Amy Vander Vliet, a regional economist with the Oregon Employment Department, said the state does not have data on health care workers whose positions do not require them to hold a license, or whose license is not overseen by the state.
Safety statistics on healthcare workers can also be murky, lumping psychiatric aides, home health aides and orderlies in with licensed or certified workers, who have more training (though safety training tends to be employer-specific).
In addition, published reports on the subject are sometimes limited to care in hospitals only, or home health for people with physical disabilities but no psychiatric diagnosis.
An OSHA report on home health reports that accurate data may also be difficult to gather because home health employers don’t have a centralized, consistent reporting system.

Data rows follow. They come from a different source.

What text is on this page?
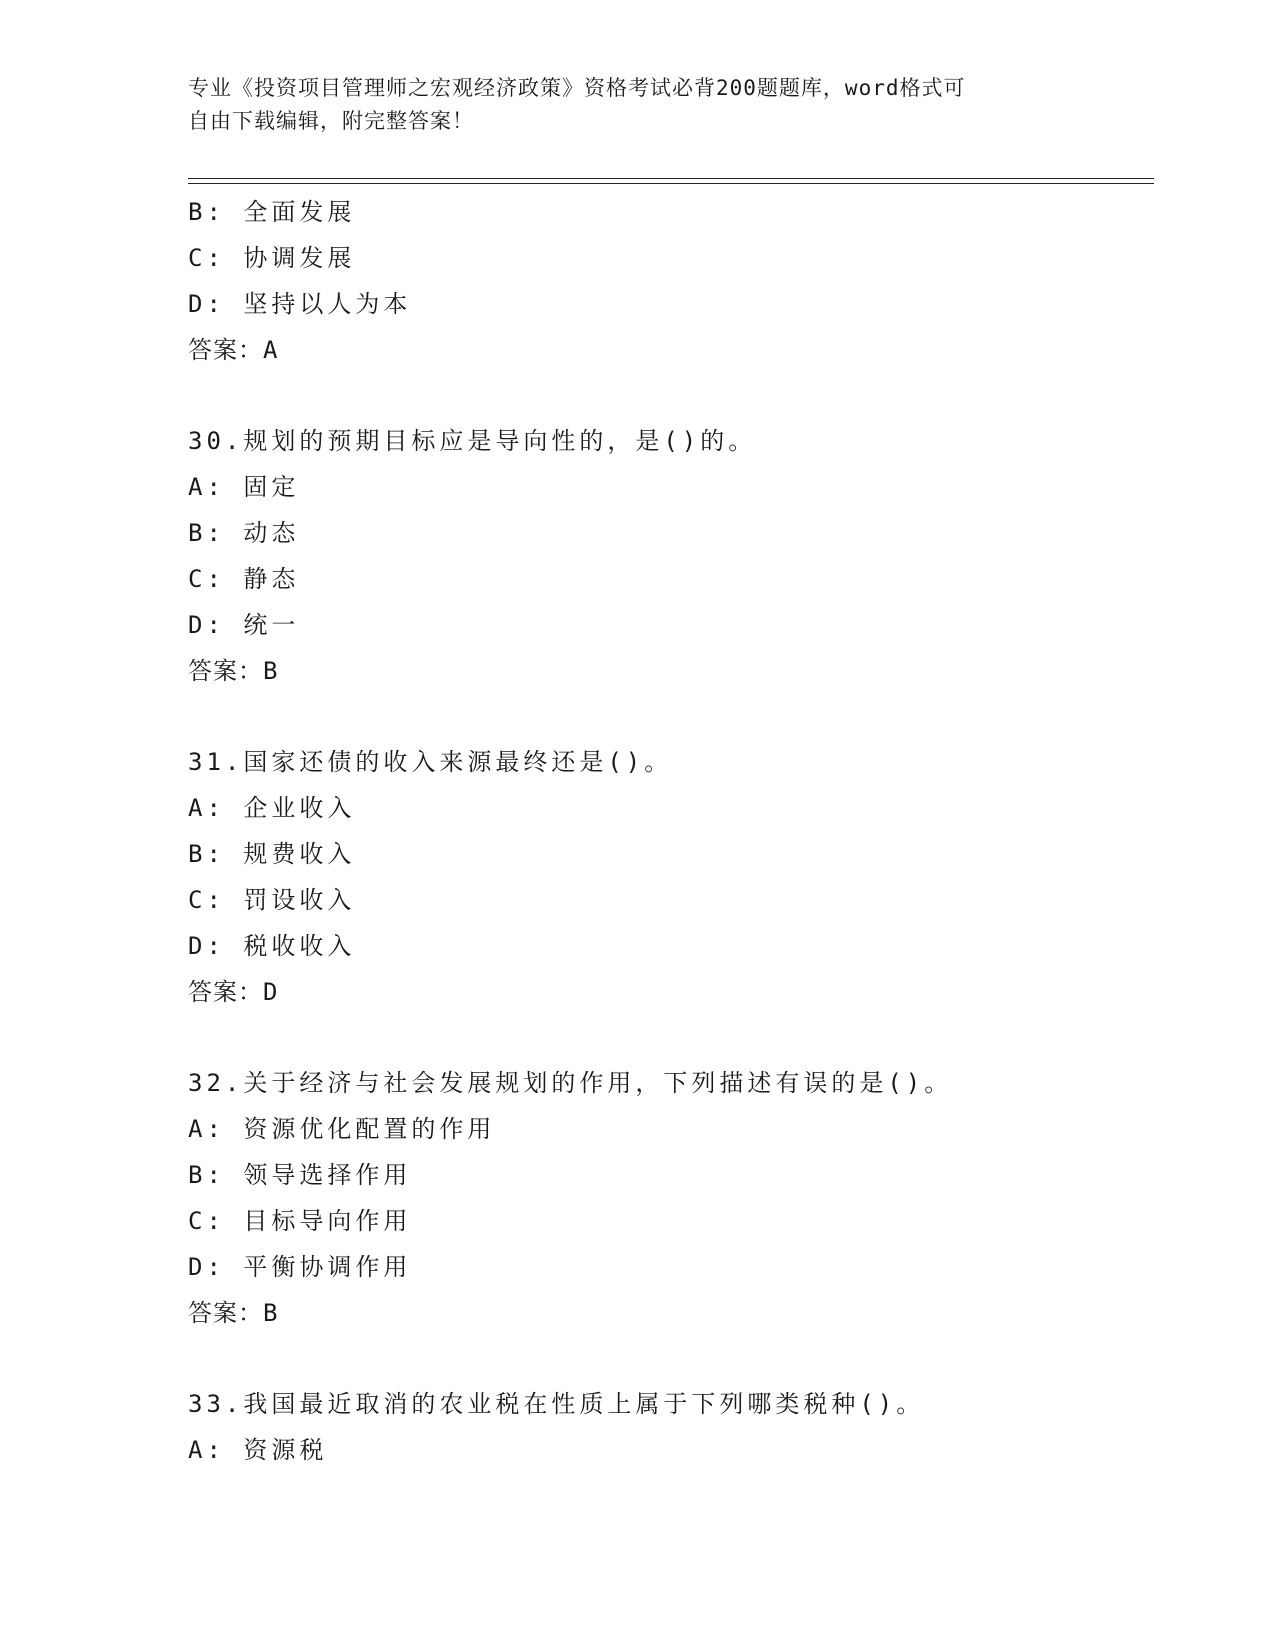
专业《投资项目管理师之宏观经济政策》资格考试必背200题题库，word格式可
自由下载编辑，附完整答案！
B: 全面发展
C: 协调发展
D: 坚持以人为本
答案：A
30.规划的预期目标应是导向性的，是()的。
A: 固定
B: 动态
C: 静态
D: 统一
答案：B
31.国家还债的收入来源最终还是()。
A: 企业收入
B: 规费收入
C: 罚设收入
D: 税收收入
答案：D
32.关于经济与社会发展规划的作用，下列描述有误的是()。
A: 资源优化配置的作用
B: 领导选择作用
C: 目标导向作用
D: 平衡协调作用
答案：B
33.我国最近取消的农业税在性质上属于下列哪类税种()。
A: 资源税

King said often, healthcare workers may not report injuries because they accept frequent injuries as part of the job – and sometimes, particularly in the case of violent episodes, they receive pushback from managers who blame them for the incident.
“There is sort of an unwritten culture – particularly where patients are confused, or mentally ill or developmentally disabled, that that’s just part of the job,” King said. “It’s not part of the job.”
Push for safety tools and better oversight
Fragmentation in the way mental health care is delivered, as well as lack of funding and oversight, can also set up dangerous conditions for some workers, in Oregon as well as nationwide.
Last year in Massachusetts, a community mental health worker named Stephanie Moultonwas killed on the job – also by stabbing, allegedly at the hands of one of her clients.
Moulton’s family, and the Boston local of the Service Employees International Union (SEIU), has since pushed for panic-button legislation to keep workers safer on the job.
“One of the problems that we see in the system is that it’s privatized a lot of mental health services without a lot of coordination or oversight in the state,” said Aaron Donovan, communication director for Massachusetts’ SEIU 509. In addition to panic buttons for workers who visit clients in the community, Donovan said the union is pushing for better oversight and regulation, including standardized staffing ratios.
King said ensuring patients receive adequate care is part and parcel of keeping providers as well as patients safe.
“I think the best thing for us to do is to acknowledge that the problem exists so that folks who need care get care so that the provider isn’t in a dangerous situation,” King said.